Ambos episodios fueron ayudados por una política de laxitud monetaria pocas
veces presenciada y un frenesí de eliminación de reglas sobre las operaciones
del sistema financiero. Esa desregulación adoptó muchas formas, pero una de
sus peores manifestaciones consistió en eliminar las barreras entre la
actividad de los bancos y la del sector financiero no bancario. En teoría, los
bancos deben manejarse bajo reglas prudenciales estrictas, mientras las
corredurías, calificadoras y otros agentes, están más cercanas de la
especulación. La desregulación abolió la frontera y por eso el desastre
hipotecario alcanza hoy dimensiones gigantescas. Se pronostica que cientos de
pequeños bancos locales, y docenas de bancos regionales en Estados Unidos
tendrán que desaparecer debido a su extraordinaria exposición crediticia en el
sector hipotecario y altísimos niveles de cartera incobrable. En un par de
años el paisaje financiero de Estados Unidos va a sufrir cambios muy
importantes.
Lo único que está sacando a flote a Estados Unidos en este momento es la
gigantesca inyección de liquidez del resto del mundo. En lo que va del año,
varios bancos centrales han financiado el paquete de rescates de la Reserva
federal y del Tesoro.

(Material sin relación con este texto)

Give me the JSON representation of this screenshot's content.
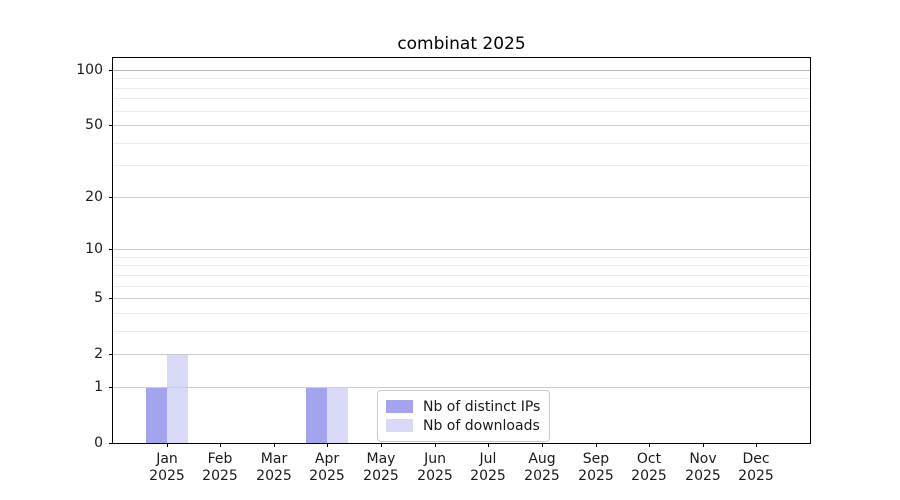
{
  "page": {
    "background": "#ffffff"
  },
  "chart_data": {
    "type": "bar",
    "title": "combinat 2025",
    "categories": [
      "Jan",
      "Feb",
      "Mar",
      "Apr",
      "May",
      "Jun",
      "Jul",
      "Aug",
      "Sep",
      "Oct",
      "Nov",
      "Dec"
    ],
    "x_tick_year": "2025",
    "xlabel": "",
    "ylabel": "",
    "series": [
      {
        "name": "Nb of distinct IPs",
        "color": "#a4a4ee",
        "values": [
          1,
          0,
          0,
          1,
          0,
          0,
          0,
          0,
          0,
          0,
          0,
          0
        ]
      },
      {
        "name": "Nb of downloads",
        "color": "#d8d8f7",
        "values": [
          2,
          0,
          0,
          1,
          0,
          0,
          0,
          0,
          0,
          0,
          0,
          0
        ]
      }
    ],
    "yscale": "log1p",
    "ylim": [
      0,
      116
    ],
    "yticks": [
      0,
      1,
      2,
      5,
      10,
      20,
      50,
      100
    ],
    "minor_yticks": [
      3,
      4,
      6,
      7,
      8,
      9,
      30,
      40,
      60,
      70,
      80,
      90
    ],
    "grid": true,
    "legend": {
      "position": "bottom-center",
      "entries": [
        "Nb of distinct IPs",
        "Nb of downloads"
      ]
    }
  },
  "styles": {
    "axis_color": "#000000",
    "text_color": "#1a1a1a",
    "grid_major_color": "#cccccc",
    "grid_minor_color": "#ebebeb",
    "grid_top_color": "#b3b3b3",
    "legend_border_color": "#cccccc"
  }
}
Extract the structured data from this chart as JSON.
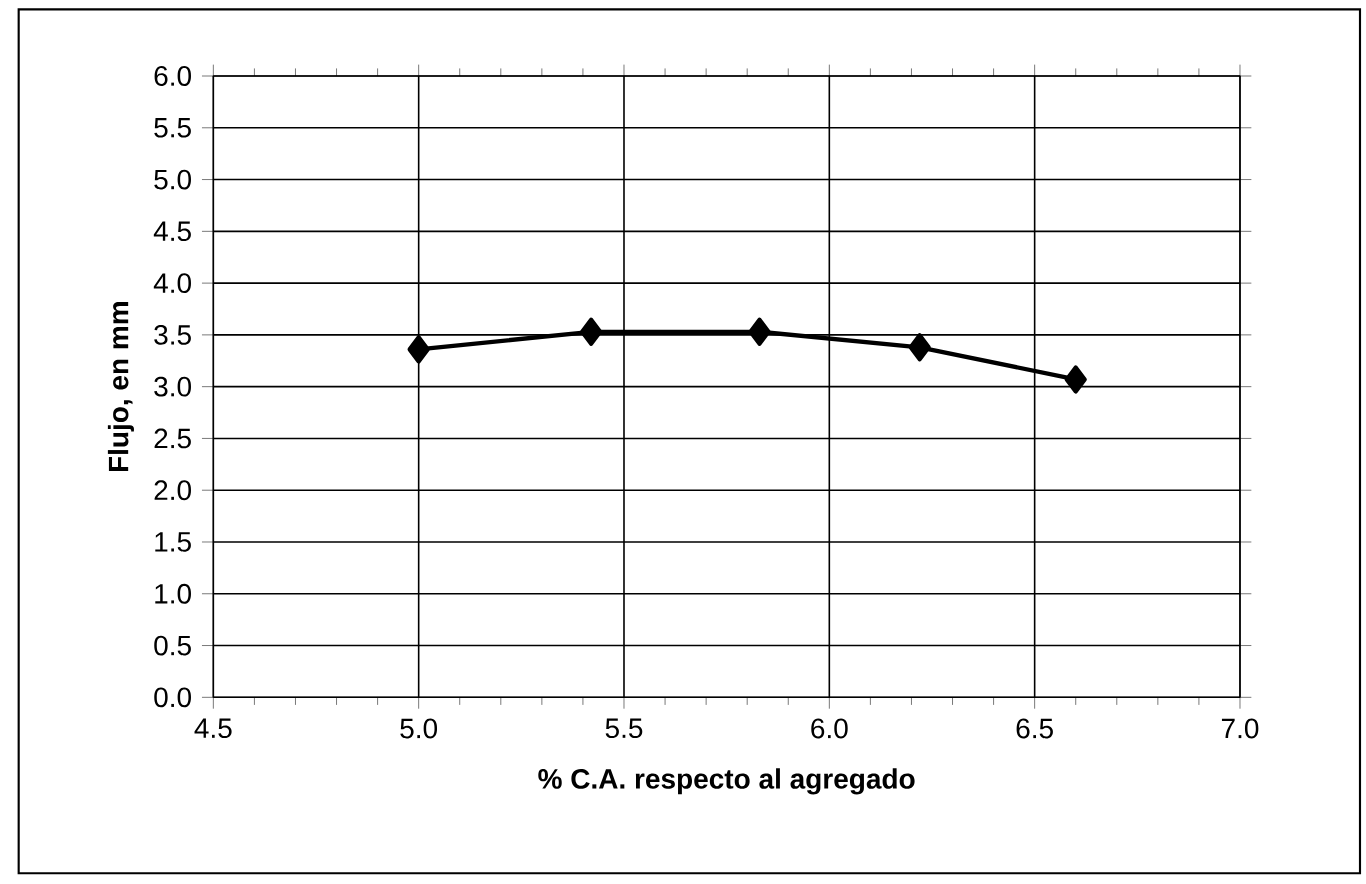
{
  "chart_data": {
    "type": "line",
    "xlabel": "% C.A. respecto al agregado",
    "ylabel": "Flujo, en mm",
    "x": [
      5.0,
      5.42,
      5.83,
      6.22,
      6.6
    ],
    "series": [
      {
        "color": "#000000",
        "values": [
          3.36,
          3.53,
          3.53,
          3.38,
          3.07
        ]
      }
    ],
    "xlim": [
      4.5,
      7.0
    ],
    "xticks": [
      {
        "value": 4.5,
        "label": "4.5"
      },
      {
        "value": 5.0,
        "label": "5.0"
      },
      {
        "value": 5.5,
        "label": "5.5"
      },
      {
        "value": 6.0,
        "label": "6.0"
      },
      {
        "value": 6.5,
        "label": "6.5"
      },
      {
        "value": 7.0,
        "label": "7.0"
      }
    ],
    "ylim": [
      0,
      6.0
    ],
    "yticks": [
      {
        "value": 0,
        "label": "0.0"
      },
      {
        "value": 0.5,
        "label": "0.5"
      },
      {
        "value": 1.0,
        "label": "1.0"
      },
      {
        "value": 1.5,
        "label": "1.5"
      },
      {
        "value": 2.0,
        "label": "2.0"
      },
      {
        "value": 2.5,
        "label": "2.5"
      },
      {
        "value": 3.0,
        "label": "3.0"
      },
      {
        "value": 3.5,
        "label": "3.5"
      },
      {
        "value": 4.0,
        "label": "4.0"
      },
      {
        "value": 4.5,
        "label": "4.5"
      },
      {
        "value": 5.0,
        "label": "5.0"
      },
      {
        "value": 5.5,
        "label": "5.5"
      },
      {
        "value": 6.0,
        "label": "6.0"
      }
    ],
    "grid": true,
    "marker": "diamond",
    "line_style": "solid"
  }
}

Este flujo de capitales es lo que ha permitido a la
economía estadounidense no irse a pique y evitar el destino fatal que tuvieron
las llamadas economías emergentes en las crisis financieras de los 90. No es
seguro que el déficit fiscal pueda seguir con este esquema de financiamiento.
Cualquier intervención nueva deberá tener el respaldo de los bancos
centrales de esos países. Pero, ¿qué va a pasar? China tiene sus propios
problemas y seguirá evitando la revaluación del renminbi y eso no le conviene
a Estados Unidos. El ajuste externo para reducir el déficit externo de éste
funciona por la contracción de las importaciones, pero el efecto de
destrucción de empleos en el resto del planeta es un obstáculo para seguir
recibiendo esos flujos de capital. La guerra devaluatoria podría recrudecerse.
Quizás lo más importante por el momento es que no hay perspectivas de otra
burbuja que pudiera rescatar a la economía estadounidense. De hecho, los únicos
precios que están inflándose son los de las mercancías básicas: energía y
alimentos. Evidentemente, eso no va a ayudar al consumo, el empleo y el
crecimiento. El fantasma de la Gran Depresión no se aleja, y sí, la crisis
puede ser mucho peor que la de 1929.